Hujan deras yang mengguyur wilayah Kudus, Jawa Tengah, pada Jumat malam (9/1/2026) menyebabkan Sungai Gelis meluap dan merendam permukiman di Desa Singocandi. Luapan air terjadi cukup cepat hingga masuk ke rumah warga.
Peningkatan debit air yang signifikan membuat pagar tembok pembatas antara Perumahan Singocandi dan aliran Sungai Gelis roboh sepanjang tiga meter dengan ketinggian sekitar dua meter. Akibatnya, sejumlah rumah tergenang air dengan ketinggian mencapai kurang lebih satu meter.
Sebanyak enam kepala keluarga harus mengungsi sementara ke rumah tetangga karena kondisi rumah sudah tidak memungkinkan untuk dihuni.
Sejumlah Titik Kudus Lain Ikut Terendam
Tidak hanya Desa Singocandi, luapan Sungai Gelis juga dirasakan di beberapa lokasi di sekitar kawasan wisata religi Masjid dan Makam Sunan Kudus. Air terlihat meningkat di:
Dukuh Kuanaran, Kelurahan Kajeksan
Desa Demaan, Area Jembatan Taman Siswa, Desa Singocandi dan
Desa Demangan
Kawasan RT 4 RW 5 Desa Demaan
Kelurahan Sunggingan
Di Desa Demangan RT 1 RW 3, debit air yang meningkat menyebabkan jalan di tepi Sungai Gelis terkikis dan berlubang sepanjang sekitar 10 meter dengan lebar 1,5 meter. Beruntung, jarak air masih cukup jauh dari permukiman sehingga belum menimbulkan kerusakan pada rumah warga.
Petugas Lakukan Pemantauan dan Siaga
Kasat Samapta Polres Kudus, AKP Noor Alifi, turun langsung memantau kondisi di lapangan.

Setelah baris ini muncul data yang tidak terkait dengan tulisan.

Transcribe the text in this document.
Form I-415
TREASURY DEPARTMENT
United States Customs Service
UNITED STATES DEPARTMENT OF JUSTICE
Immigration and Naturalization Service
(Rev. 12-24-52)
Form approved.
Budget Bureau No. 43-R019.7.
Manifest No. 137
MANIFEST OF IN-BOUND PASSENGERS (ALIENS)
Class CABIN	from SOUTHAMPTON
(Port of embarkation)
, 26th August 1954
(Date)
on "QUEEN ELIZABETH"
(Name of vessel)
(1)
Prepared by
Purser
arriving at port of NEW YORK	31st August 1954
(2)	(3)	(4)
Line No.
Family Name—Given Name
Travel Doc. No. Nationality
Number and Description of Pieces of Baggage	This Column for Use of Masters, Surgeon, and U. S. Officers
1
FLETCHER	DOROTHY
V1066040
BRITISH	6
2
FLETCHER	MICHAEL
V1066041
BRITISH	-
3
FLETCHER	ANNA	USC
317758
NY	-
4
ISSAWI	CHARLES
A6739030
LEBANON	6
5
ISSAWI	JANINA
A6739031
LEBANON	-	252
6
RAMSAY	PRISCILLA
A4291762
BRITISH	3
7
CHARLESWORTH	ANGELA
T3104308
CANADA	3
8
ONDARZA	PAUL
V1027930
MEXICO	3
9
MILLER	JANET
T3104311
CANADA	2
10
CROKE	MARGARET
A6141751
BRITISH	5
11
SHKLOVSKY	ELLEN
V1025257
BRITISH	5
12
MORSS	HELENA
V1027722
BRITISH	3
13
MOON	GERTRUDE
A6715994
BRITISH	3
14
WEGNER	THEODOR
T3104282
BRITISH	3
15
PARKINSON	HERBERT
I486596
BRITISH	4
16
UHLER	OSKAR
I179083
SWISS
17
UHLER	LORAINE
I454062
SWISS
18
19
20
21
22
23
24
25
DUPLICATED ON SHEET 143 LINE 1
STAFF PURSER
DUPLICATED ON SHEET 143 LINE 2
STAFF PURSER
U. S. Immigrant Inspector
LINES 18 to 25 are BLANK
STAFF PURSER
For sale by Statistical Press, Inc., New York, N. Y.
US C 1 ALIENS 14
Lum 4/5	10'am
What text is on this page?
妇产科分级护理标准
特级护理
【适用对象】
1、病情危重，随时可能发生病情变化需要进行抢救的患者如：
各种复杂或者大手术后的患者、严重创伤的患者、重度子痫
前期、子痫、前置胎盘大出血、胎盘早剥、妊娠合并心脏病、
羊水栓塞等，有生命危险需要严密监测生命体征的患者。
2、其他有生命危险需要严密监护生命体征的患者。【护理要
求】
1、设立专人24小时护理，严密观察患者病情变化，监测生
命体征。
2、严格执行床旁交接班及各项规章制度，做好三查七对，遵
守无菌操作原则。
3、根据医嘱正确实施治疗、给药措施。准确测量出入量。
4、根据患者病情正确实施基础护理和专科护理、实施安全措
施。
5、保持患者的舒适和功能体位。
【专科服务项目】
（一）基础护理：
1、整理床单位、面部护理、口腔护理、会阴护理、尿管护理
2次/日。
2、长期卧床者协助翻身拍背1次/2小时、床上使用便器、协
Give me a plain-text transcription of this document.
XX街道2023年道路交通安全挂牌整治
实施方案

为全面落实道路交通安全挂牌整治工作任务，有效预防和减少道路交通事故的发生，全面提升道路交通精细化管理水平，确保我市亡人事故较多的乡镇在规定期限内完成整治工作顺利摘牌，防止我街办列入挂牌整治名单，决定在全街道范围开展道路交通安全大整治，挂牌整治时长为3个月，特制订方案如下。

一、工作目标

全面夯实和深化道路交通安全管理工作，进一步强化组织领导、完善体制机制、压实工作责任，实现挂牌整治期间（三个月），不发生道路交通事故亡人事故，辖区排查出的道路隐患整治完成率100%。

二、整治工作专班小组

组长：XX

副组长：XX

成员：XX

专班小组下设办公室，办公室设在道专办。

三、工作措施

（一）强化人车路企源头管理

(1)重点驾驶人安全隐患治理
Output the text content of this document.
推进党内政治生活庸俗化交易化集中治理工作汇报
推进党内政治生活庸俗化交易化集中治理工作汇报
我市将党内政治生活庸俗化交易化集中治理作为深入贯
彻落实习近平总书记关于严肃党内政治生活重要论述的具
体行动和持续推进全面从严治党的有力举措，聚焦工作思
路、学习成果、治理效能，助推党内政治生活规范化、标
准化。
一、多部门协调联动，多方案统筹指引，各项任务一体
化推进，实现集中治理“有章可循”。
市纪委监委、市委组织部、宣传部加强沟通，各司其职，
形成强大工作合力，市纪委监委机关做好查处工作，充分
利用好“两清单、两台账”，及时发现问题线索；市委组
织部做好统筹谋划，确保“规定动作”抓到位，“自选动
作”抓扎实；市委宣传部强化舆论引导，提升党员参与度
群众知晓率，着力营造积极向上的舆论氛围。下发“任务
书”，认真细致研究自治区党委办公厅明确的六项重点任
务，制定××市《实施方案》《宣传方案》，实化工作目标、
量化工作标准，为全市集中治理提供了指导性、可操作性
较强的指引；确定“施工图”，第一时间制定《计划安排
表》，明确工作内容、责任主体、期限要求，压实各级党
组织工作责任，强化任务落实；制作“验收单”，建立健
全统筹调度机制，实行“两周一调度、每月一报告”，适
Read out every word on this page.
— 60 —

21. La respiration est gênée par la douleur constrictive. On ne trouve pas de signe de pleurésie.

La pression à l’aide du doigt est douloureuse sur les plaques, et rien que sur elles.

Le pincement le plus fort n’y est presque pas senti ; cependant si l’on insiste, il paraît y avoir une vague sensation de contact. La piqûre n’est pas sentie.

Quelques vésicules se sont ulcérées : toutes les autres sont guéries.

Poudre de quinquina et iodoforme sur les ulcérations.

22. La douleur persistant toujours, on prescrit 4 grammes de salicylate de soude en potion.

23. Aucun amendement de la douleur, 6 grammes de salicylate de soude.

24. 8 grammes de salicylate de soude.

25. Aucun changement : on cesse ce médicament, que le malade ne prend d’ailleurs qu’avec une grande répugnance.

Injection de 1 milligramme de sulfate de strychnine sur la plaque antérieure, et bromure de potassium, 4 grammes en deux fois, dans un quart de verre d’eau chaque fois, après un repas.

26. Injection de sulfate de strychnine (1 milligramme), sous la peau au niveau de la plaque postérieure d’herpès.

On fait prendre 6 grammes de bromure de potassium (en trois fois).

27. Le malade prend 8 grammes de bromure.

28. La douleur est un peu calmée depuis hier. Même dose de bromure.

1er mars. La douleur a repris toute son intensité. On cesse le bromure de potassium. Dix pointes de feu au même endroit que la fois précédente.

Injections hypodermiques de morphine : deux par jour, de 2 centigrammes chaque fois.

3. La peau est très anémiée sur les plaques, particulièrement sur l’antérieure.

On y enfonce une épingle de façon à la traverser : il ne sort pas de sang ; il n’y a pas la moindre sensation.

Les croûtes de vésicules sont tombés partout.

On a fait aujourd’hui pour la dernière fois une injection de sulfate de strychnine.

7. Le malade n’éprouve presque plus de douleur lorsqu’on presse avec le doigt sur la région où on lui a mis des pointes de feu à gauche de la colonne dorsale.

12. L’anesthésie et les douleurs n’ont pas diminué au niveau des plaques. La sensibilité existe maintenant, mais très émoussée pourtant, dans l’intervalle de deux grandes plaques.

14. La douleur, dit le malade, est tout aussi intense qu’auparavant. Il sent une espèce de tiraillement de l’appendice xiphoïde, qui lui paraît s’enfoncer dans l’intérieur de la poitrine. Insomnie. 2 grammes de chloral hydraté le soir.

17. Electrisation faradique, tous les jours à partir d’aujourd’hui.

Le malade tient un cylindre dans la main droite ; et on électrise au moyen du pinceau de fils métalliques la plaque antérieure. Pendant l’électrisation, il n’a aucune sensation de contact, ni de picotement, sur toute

Ia memastikan personel disiagakan di sejumlah titik rawan banjir.
“Kami terus melakukan monitoring intensif dan berkoordinasi dengan pihak terkait untuk mengantisipasi kemungkinan kenaikan debit air susulan,” ujarnya.
Hingga artikel Tuna55 ini diturunkan, cuaca di Kota Kudus masih dominan berawan dan berpotensi turun hujan kembali. Pihak kepolisian mengimbau warga yang tinggal di sekitar bantaran sungai agar tetap berhati-hati dan segera melapor apabila terjadi situasi darurat.